There could be more cohesion between these abilities, but I don't think it's awful (fix it in flavor text). Something like this is the anti-dredge Dack Fayden. You wouldn't run this card in your sideboard over something like a Yixlid Jailer, it's just not as effective a hoser - but you could run it maindeck, and maindeck hate completely changes Dredge's metagame dynamics. You can probably do something similar against any problem archetype, have a reasonable value-generating engine, tack on a relevant but not backbreaking hate effect.

using mirror-cards to weaken a deck's position in the metagame

I mentioned this in the first post. These are probably tough to get right. A quick pass at one:
Uktabi Construct - 4
Artifact Creature - 2/2 - Destroy an artifact on ETB.

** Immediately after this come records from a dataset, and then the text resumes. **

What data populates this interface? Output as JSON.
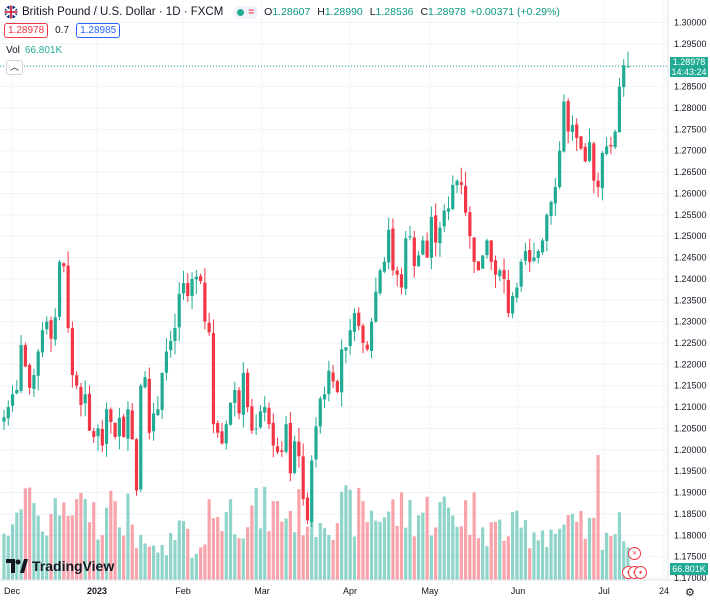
{
  "header": {
    "title": "British Pound / U.S. Dollar · 1D · FXCM",
    "ohlc": [
      {
        "label": "O",
        "value": "1.28607"
      },
      {
        "label": "H",
        "value": "1.28990"
      },
      {
        "label": "L",
        "value": "1.28536"
      },
      {
        "label": "C",
        "value": "1.28978"
      }
    ],
    "change": "+0.00371 (+0.29%)",
    "status_colors": {
      "up": "#089981",
      "down": "#f23645"
    }
  },
  "quote": {
    "bid": "1.28978",
    "spread": "0.7",
    "ask": "1.28985"
  },
  "volume": {
    "label": "Vol",
    "value": "66.801K"
  },
  "brand": "TradingView",
  "price_badge": {
    "price": "1.28978",
    "countdown": "14:43:24"
  },
  "volume_badge": "66.801K",
  "chart_data": {
    "type": "candlestick",
    "series": "GBP/USD daily",
    "y_axis": {
      "range": [
        1.17,
        1.302
      ],
      "ticks": [
        "1.30000",
        "1.29500",
        "1.29000",
        "1.28500",
        "1.28000",
        "1.27500",
        "1.27000",
        "1.26500",
        "1.26000",
        "1.25500",
        "1.25000",
        "1.24500",
        "1.24000",
        "1.23500",
        "1.23000",
        "1.22500",
        "1.22000",
        "1.21500",
        "1.21000",
        "1.20500",
        "1.20000",
        "1.19500",
        "1.19000",
        "1.18500",
        "1.18000",
        "1.17500",
        "1.17000"
      ]
    },
    "x_axis": {
      "ticks": [
        "Dec",
        "2023",
        "Feb",
        "Mar",
        "Apr",
        "May",
        "Jun",
        "Jul",
        "24"
      ],
      "bold": [
        "2023"
      ]
    },
    "last_price": 1.28978,
    "ohlc_closes": [
      1.2076,
      1.21,
      1.213,
      1.214,
      1.2245,
      1.2195,
      1.2145,
      1.2175,
      1.223,
      1.228,
      1.23,
      1.226,
      1.231,
      1.244,
      1.243,
      1.2285,
      1.2175,
      1.215,
      1.2105,
      1.213,
      1.2045,
      1.203,
      1.205,
      1.201,
      1.2095,
      1.2065,
      1.203,
      1.2075,
      1.203,
      1.2095,
      1.2025,
      1.1905,
      1.215,
      1.217,
      1.204,
      1.2085,
      1.2095,
      1.218,
      1.223,
      1.2255,
      1.2285,
      1.2365,
      1.239,
      1.236,
      1.24,
      1.2405,
      1.2395,
      1.23,
      1.2275,
      1.206,
      1.204,
      1.2015,
      1.206,
      1.211,
      1.214,
      1.2085,
      1.218,
      1.21,
      1.2045,
      1.205,
      1.209,
      1.21,
      1.206,
      1.201,
      1.1995,
      1.1995,
      1.206,
      1.1945,
      1.202,
      1.1985,
      1.1885,
      1.1835,
      1.1975,
      1.2055,
      1.212,
      1.213,
      1.2185,
      1.216,
      1.2135,
      1.2235,
      1.224,
      1.228,
      1.232,
      1.229,
      1.225,
      1.2235,
      1.23,
      1.237,
      1.242,
      1.244,
      1.2515,
      1.242,
      1.241,
      1.238,
      1.2495,
      1.25,
      1.243,
      1.2455,
      1.249,
      1.245,
      1.2545,
      1.2485,
      1.252,
      1.256,
      1.2565,
      1.262,
      1.263,
      1.262,
      1.2555,
      1.25,
      1.244,
      1.242,
      1.2455,
      1.249,
      1.244,
      1.241,
      1.242,
      1.24,
      1.232,
      1.236,
      1.238,
      1.244,
      1.2465,
      1.244,
      1.245,
      1.2465,
      1.249,
      1.255,
      1.258,
      1.2615,
      1.27,
      1.2815,
      1.2745,
      1.276,
      1.273,
      1.2705,
      1.2675,
      1.272,
      1.263,
      1.2615,
      1.2695,
      1.271,
      1.271,
      1.2745,
      1.285,
      1.29,
      1.28978
    ]
  }
}
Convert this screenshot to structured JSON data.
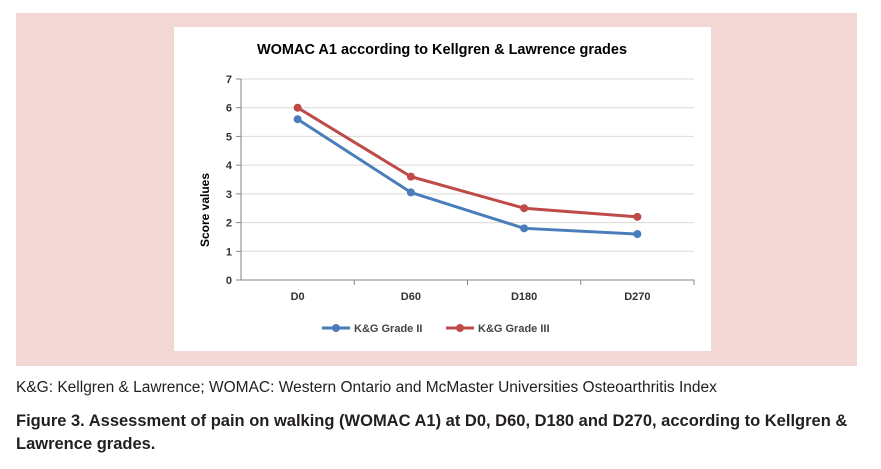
{
  "chart_data": {
    "type": "line",
    "title": "WOMAC A1 according to Kellgren & Lawrence grades",
    "xlabel": "",
    "ylabel": "Score values",
    "categories": [
      "D0",
      "D60",
      "D180",
      "D270"
    ],
    "ylim": [
      0,
      7
    ],
    "yticks": [
      "0",
      "1",
      "2",
      "3",
      "4",
      "5",
      "6",
      "7"
    ],
    "grid": true,
    "legend_position": "bottom",
    "series": [
      {
        "name": "K&G Grade II",
        "color": "#4a7ebb",
        "values": [
          5.6,
          3.05,
          1.8,
          1.6
        ]
      },
      {
        "name": "K&G Grade III",
        "color": "#be4b48",
        "values": [
          6.0,
          3.6,
          2.5,
          2.2
        ]
      }
    ]
  },
  "footnote": "K&G: Kellgren & Lawrence; WOMAC: Western Ontario and McMaster Universities Osteoarthritis Index",
  "caption": "Figure 3. Assessment of pain on walking (WOMAC A1) at D0, D60, D180 and D270, according to Kellgren & Lawrence grades.",
  "colors": {
    "panel_background": "#f2d7d4",
    "gridline": "#d9d9d9",
    "axis": "#868686"
  }
}
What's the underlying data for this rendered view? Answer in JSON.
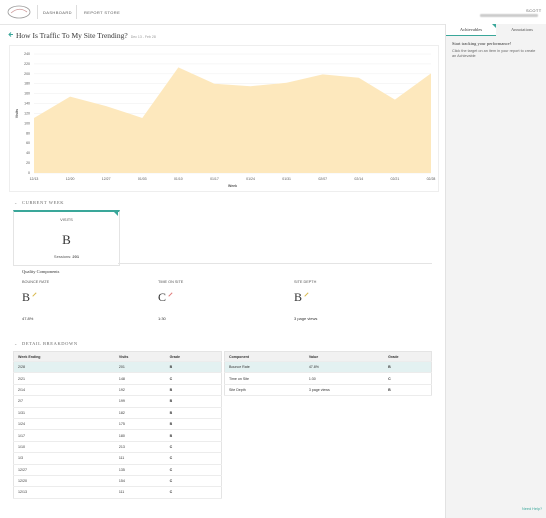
{
  "header": {
    "nav": [
      "DASHBOARD",
      "REPORT STORE"
    ],
    "user": "SCOTT"
  },
  "page_title": "How Is Traffic To My Site Trending?",
  "date_range": "Dec 13 - Feb 28",
  "chart_data": {
    "type": "area",
    "categories": [
      "12/13",
      "12/20",
      "12/27",
      "01/03",
      "01/10",
      "01/17",
      "01/24",
      "01/31",
      "02/07",
      "02/14",
      "02/21",
      "02/28"
    ],
    "values": [
      111,
      154,
      135,
      111,
      213,
      180,
      175,
      182,
      199,
      192,
      148,
      201
    ],
    "color": "#fde8bd",
    "ylim": [
      0,
      240
    ],
    "yticks": [
      0,
      20,
      40,
      60,
      80,
      100,
      120,
      140,
      160,
      180,
      200,
      220,
      240
    ],
    "x_label": "Week",
    "y_label": "Visits",
    "grid": true
  },
  "current_week": {
    "heading": "CURRENT WEEK",
    "card": {
      "title": "VISITS",
      "grade": "B",
      "sessions_label": "Sessions:",
      "sessions": 201
    },
    "quality_heading": "Quality Components",
    "components": [
      {
        "name": "BOUNCE RATE",
        "grade": "B",
        "value": "47.8%"
      },
      {
        "name": "TIME ON SITE",
        "grade": "C",
        "value": "1:30"
      },
      {
        "name": "SITE DEPTH",
        "grade": "B",
        "value": "3 page views"
      }
    ]
  },
  "detail": {
    "heading": "DETAIL BREAKDOWN",
    "weeks_table": {
      "columns": [
        "Week Ending",
        "Visits",
        "Grade"
      ],
      "rows": [
        [
          "2/28",
          201,
          "B"
        ],
        [
          "2/21",
          148,
          "C"
        ],
        [
          "2/14",
          192,
          "B"
        ],
        [
          "2/7",
          199,
          "B"
        ],
        [
          "1/31",
          182,
          "B"
        ],
        [
          "1/24",
          175,
          "B"
        ],
        [
          "1/17",
          180,
          "B"
        ],
        [
          "1/10",
          213,
          "C"
        ],
        [
          "1/3",
          111,
          "C"
        ],
        [
          "12/27",
          135,
          "C"
        ],
        [
          "12/20",
          154,
          "C"
        ],
        [
          "12/13",
          111,
          "C"
        ]
      ]
    },
    "components_table": {
      "columns": [
        "Component",
        "Value",
        "Grade"
      ],
      "rows": [
        [
          "Bounce Rate",
          "47.8%",
          "B"
        ],
        [
          "Time on Site",
          "1:30",
          "C"
        ],
        [
          "Site Depth",
          "3 page views",
          "B"
        ]
      ]
    }
  },
  "sidebar": {
    "tabs": [
      "Achievables",
      "Annotations"
    ],
    "heading": "Start tracking your performance!",
    "text": "Click the target on an item in your report to create an Achievable",
    "help": "Need Help?"
  }
}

The contention is that a Workshop deck running this card is more likely to win against a Workshop deck that isn't. I'm not completely sure if that's true. Assuming it is, this card is not dead against non-shops decks, but it's not particularly great against them either. That's important because it's not so obviously bad against blue that a Workshop player can't afford to run them. If some people try the card, the arms race begins, and Workshop players have a split incentive to run cards that are good in different matchups. While there are differences between an optimal anti-mirror Workshop list and an optimal anti-blue Workshop list, those differences are very small. They're MORE than small enough to give Workshop decks a ton of sideboard space to work with, and in fact the more lock pieces we restrict, the smaller that gap gets. By increasing the distance between good anti-shop cards and good anti-blue cards, you create tension in how the deck needs to be built, and at some point the Workshop pilot has to choose a deck to have suboptimal matchups against. Design has to be pretty careful to build a card that's both costly to run and still worth running, but I think it can be done.


The existence of Cage is pretty brutal for Dredge too. There wasn't previously permanent based hate like that in Colorless. Completely changed the archetype.